A Climate-Aware Curriculum

Climate change will be the single largest risk factor for new disease patterns in the coming century. It not only will increase the frequency and severity of hot days, but also change the habitats for ticks and mosquitoes, which are vectors for diseases like Lyme and Zika. Rising sea levels and severe weather events will restrict where people can live and the availability of food and water, leading to geopolitical and health consequences associated with new population distributions.

These effects are most severe among already vulnerable populations, and extend beyond just health outcomes. On top of coordinating medications, emergency department visits, and transportation, Monica has to pay extra for air conditioning throughout the summer so her daughter can breathe in the hotter temperatures—another cost on an already financially strained household.

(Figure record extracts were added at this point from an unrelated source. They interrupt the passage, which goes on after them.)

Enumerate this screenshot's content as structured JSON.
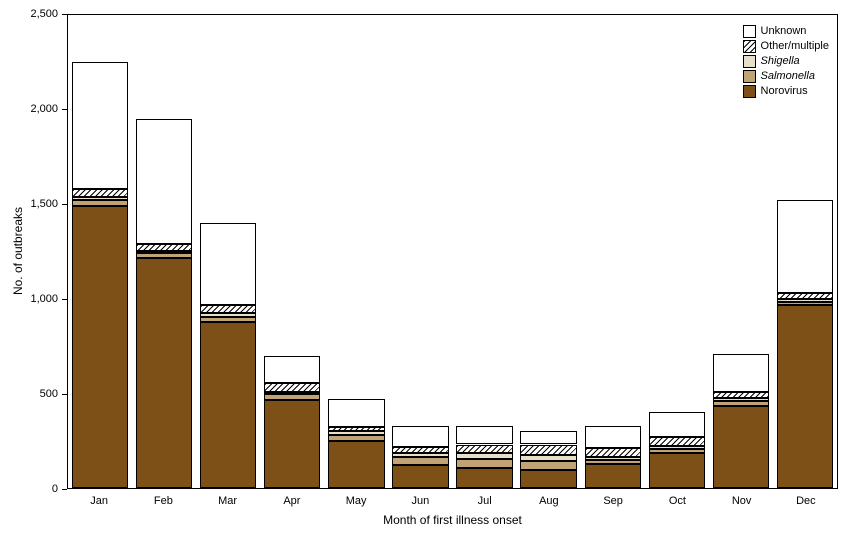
{
  "chart_data": {
    "type": "bar",
    "stacked": true,
    "title": "",
    "xlabel": "Month of first illness onset",
    "ylabel": "No. of outbreaks",
    "ylim": [
      0,
      2500
    ],
    "yticks": [
      0,
      500,
      1000,
      1500,
      2000,
      2500
    ],
    "ytick_labels": [
      "0",
      "500",
      "1,000",
      "1,500",
      "2,000",
      "2,500"
    ],
    "categories": [
      "Jan",
      "Feb",
      "Mar",
      "Apr",
      "May",
      "Jun",
      "Jul",
      "Aug",
      "Sep",
      "Oct",
      "Nov",
      "Dec"
    ],
    "grid": false,
    "legend_position": "top-right",
    "legend_order": [
      "Unknown",
      "Other/multiple",
      "Shigella",
      "Salmonella",
      "Norovirus"
    ],
    "axis_color": "#000000",
    "series": [
      {
        "name": "Norovirus",
        "italic": false,
        "color": "#7d5017",
        "pattern": "solid",
        "values": [
          1490,
          1215,
          875,
          465,
          250,
          120,
          105,
          95,
          125,
          185,
          435,
          965
        ]
      },
      {
        "name": "Salmonella",
        "italic": true,
        "color": "#c2a375",
        "pattern": "solid",
        "values": [
          30,
          25,
          30,
          30,
          30,
          45,
          50,
          50,
          25,
          20,
          25,
          20
        ]
      },
      {
        "name": "Shigella",
        "italic": true,
        "color": "#e8dfcb",
        "pattern": "solid",
        "values": [
          20,
          15,
          20,
          15,
          20,
          20,
          30,
          30,
          15,
          15,
          15,
          15
        ]
      },
      {
        "name": "Other/multiple",
        "italic": false,
        "color": "#ffffff",
        "pattern": "hatch",
        "values": [
          40,
          35,
          40,
          45,
          20,
          30,
          45,
          55,
          45,
          50,
          30,
          30
        ]
      },
      {
        "name": "Unknown",
        "italic": false,
        "color": "#ffffff",
        "pattern": "solid",
        "values": [
          670,
          660,
          435,
          145,
          150,
          115,
          100,
          70,
          120,
          130,
          205,
          490
        ]
      }
    ]
  }
}
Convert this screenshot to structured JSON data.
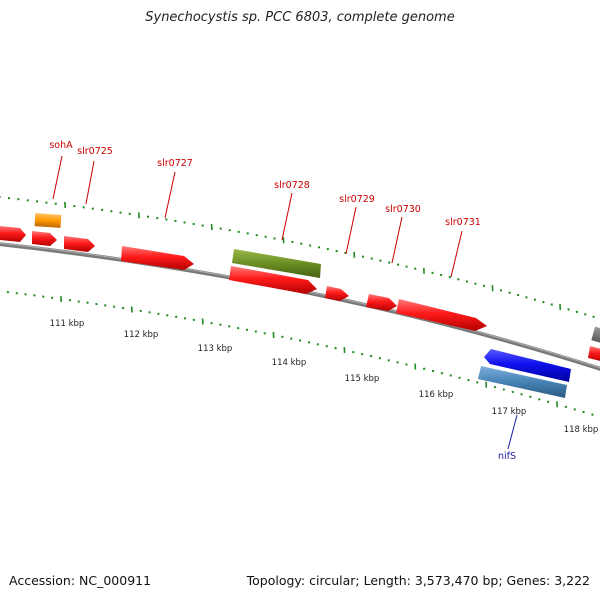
{
  "title": "Synechocystis sp. PCC 6803, complete genome",
  "footer": {
    "accession": "Accession: NC_000911",
    "summary": "Topology: circular; Length: 3,573,470 bp; Genes: 3,222"
  },
  "colors": {
    "backbone": "#7f7f7f",
    "forward_gene": "#ff0000",
    "reverse_gene": "#0000ee",
    "orange_feature": "#ff9900",
    "olive_feature": "#6b8e23",
    "steelblue_feature": "#4682b4",
    "tick": "#228b22",
    "gene_label": "#cc0000",
    "blue_label": "#1a1aa6"
  },
  "scale_labels": [
    "111 kbp",
    "112 kbp",
    "113 kbp",
    "114 kbp",
    "115 kbp",
    "116 kbp",
    "117 kbp",
    "118 kbp"
  ],
  "gene_labels": [
    "sohA",
    "slr0725",
    "slr0727",
    "slr0728",
    "slr0729",
    "slr0730",
    "slr0731",
    "nifS"
  ]
}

Physicians will be the first line witnessing these health effects, and medical schools have a social responsibility to ensure that future physicians are educated about climate change. We need to know how to work with patients and health systems toward solutions that reduce the effects of climate change. We need to lead advocacy efforts for local and national legislation that mitigates further environmental damage and builds resilience in the underserved communities most affected by these deleterious consequences.

The Washington Post reported last summer that Rhode Island is the first state whose average annual temperature has risen more than 2 degrees Celsius over the past 100 years. As Brown medical students and Rhode Island citizens, we are responding to the urgent need for climate change education by integrating it into the curriculum at the Medical School. We successfully campaigned for an introductory lecture on climate change and health for first-year students during the Health Systems Science course. We created an elective on climate change and health that debuted last August and will continue to be offered in fall semesters.

Together with undergraduates, medical students, and even attending physicians, we delve into climate change education by inviting guest speakers to foster critical discussions on topics like reproductive, respiratory, and mental health in the era of climate change, and sustainability within the health care system. Finally, to disseminate this information to the medical community at Brown and beyond, we are developing a podcast series that covers topics such as asthma, direct heat-related morbidity and mortality, changing infectious disease patterns, natural disasters and pregnancy, and migration due to climate change and climate disasters.

Ultimately, we aim to provide a broad framework for thinking about climate change as a risk amplifier for a multitude of pathological processes. We hope to empower students to think critically about the domestic and global populations that will be most affected and to carry this knowledge into their careers as trainees and attending physicians. More medical schools are joining this cause by the day. Together, we can ensure that the next generation of physicians has the education necessary to advocate in partnership with families like Monica’s.